SP:      Permira’s current portfolio is incredibly diverse. Two current investments in your consumer sector that will be widely recognised and of particular interest to students are New Look and Dr Martens (Permira funds recently divested from Hugo Boss.) Is fashion an industry of particular interest to Permira?

KB:     We often get questions and media comments around the fashion brands, the consumer facing brands that people know, love and recognise. That doesn’t mean however, that those consumer brands are anymore important or anymore successful – or have any higher priority as an investment strategy – compared to business-to-business software, industrial or healthcare services.

We are a platform that is very wide. We have five different sector teams but the consumer team is certainly one of the larger ones. We like brands, often global brands, which travel around the world. Hugo Boss, which has just been divested after seven successful years of partnership, is a great example of that, as is Dr Martens. But equally, if you look at the sector that has had the most capital invested in over the past 5 years, that’s actually been Technology.

SP:      Of course, technology is a great strength of Permira too. For example Renaissance Learning, in terms of what you’re doing in education.

KB:     Yes exactly. Renaissance Learning, which was very successfully divested in 2014, is the market leader globally in reading assessments for English Language students. It’s in more than 50% of classrooms in the US and we contributed to that success through our funds’ investment.

 

SP:      First-class academic credentials, though essential, are arguably not enough for any aspiring student wishing to enter the increasingly competitive and complex space of private equity. What are the key characteristics required to be successful in private equity today?

KB:     Independence of mind, entrepreneurialism, teamwork, a long-term mind-set and drive.

 

SP:      Do you think we may see more graduate-level entry opportunities begin to emerge in the industry?

KB:     I think that different firms have always had very different approaches to that. We’ve always found that people who do best in the firm are those who enter the firm at a young age and really absorb the culture, the experience and the values of the firm.

From our point of view, we are recruiting and are very open to recruiting young people into the organisation. Whether that means someone straight out of school, or more likely someone that has spent two, three, four years doing something else first to learn to work in a broader project-based organisation, perhaps to learn some of the basic ‘tools of the trade’.

 

SP:     What other advice would you give to any student wishing to pursue a career in private equity?

KB:     We are ultimately about building businesses. The more you understand what really goes on in companies – what it takes to be successful in a company and as an investor into a company – the better position you’ll be.

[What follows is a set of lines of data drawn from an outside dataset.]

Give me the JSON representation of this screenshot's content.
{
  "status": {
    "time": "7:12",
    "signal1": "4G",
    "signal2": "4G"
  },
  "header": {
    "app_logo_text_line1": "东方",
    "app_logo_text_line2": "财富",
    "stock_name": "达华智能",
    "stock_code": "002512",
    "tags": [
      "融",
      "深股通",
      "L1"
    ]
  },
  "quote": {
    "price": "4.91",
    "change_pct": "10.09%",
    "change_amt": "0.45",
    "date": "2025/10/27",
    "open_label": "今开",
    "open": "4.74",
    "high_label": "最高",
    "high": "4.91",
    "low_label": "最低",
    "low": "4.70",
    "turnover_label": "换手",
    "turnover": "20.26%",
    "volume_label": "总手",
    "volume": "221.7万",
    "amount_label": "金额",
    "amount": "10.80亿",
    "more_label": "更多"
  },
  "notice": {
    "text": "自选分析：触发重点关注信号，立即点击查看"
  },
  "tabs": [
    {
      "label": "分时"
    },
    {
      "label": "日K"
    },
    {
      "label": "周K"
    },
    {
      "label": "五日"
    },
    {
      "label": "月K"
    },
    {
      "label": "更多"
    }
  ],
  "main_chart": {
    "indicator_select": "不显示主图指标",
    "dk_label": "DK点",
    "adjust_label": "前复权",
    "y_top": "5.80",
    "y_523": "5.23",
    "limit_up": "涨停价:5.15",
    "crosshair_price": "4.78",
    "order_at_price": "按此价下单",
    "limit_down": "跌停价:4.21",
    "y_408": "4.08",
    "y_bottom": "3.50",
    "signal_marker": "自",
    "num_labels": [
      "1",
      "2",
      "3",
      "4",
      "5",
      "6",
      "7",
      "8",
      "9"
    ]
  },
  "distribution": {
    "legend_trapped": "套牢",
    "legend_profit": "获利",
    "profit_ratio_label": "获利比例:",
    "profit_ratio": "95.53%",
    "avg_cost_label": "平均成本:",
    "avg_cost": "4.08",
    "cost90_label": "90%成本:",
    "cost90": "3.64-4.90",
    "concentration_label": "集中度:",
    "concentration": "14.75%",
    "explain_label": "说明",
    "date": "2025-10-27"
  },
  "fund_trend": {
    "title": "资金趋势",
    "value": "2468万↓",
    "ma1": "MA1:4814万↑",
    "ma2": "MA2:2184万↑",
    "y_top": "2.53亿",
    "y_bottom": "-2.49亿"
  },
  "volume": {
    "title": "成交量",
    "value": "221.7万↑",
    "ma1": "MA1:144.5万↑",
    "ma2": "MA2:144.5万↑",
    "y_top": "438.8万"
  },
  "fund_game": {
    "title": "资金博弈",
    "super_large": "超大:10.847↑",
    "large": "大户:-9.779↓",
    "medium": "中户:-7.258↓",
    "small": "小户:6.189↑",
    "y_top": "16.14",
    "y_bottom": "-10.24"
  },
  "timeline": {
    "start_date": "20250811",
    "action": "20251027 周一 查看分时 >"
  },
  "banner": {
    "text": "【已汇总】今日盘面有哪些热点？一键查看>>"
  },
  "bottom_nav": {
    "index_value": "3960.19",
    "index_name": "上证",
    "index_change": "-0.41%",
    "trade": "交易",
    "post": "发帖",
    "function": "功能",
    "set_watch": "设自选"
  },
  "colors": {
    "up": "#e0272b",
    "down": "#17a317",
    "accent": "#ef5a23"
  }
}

We also believe hugely in diversity in terms of experience base. Rather than have one type of student, we want to have a wide range of different types of personalities, experiences and approaches to a problem or an opportunity because that is how you create strong teams.

 

SP:      What values and philosophy would you say underpins your personal outlook on private equity and life?

KB:     For me, independence of mind underlies so much of what we’re doing. My view has always been to define my role in the broadest possible sense. So, take responsibility, together with my colleagues for everything end-to-end. And really believe that we can only be good at what we do if we have a really independent perspective. Otherwise you end up with groupthink and doing what everyone else is doing and that’s never good for investing.

Great people, empowered, can achieve great things.

I think that I also have an incredibly strong sense of integrity and fairness – and it’s probably something that I’ve grown up with.

Whatever you do in your dealings with people, you have to be honest. You have to be straight and tell people what you really think because life is long, and you’re going to come across the same people again. It’s never just a one off negotiation.

Finally, I believe in people. I think that great people, empowered, can achieve great things.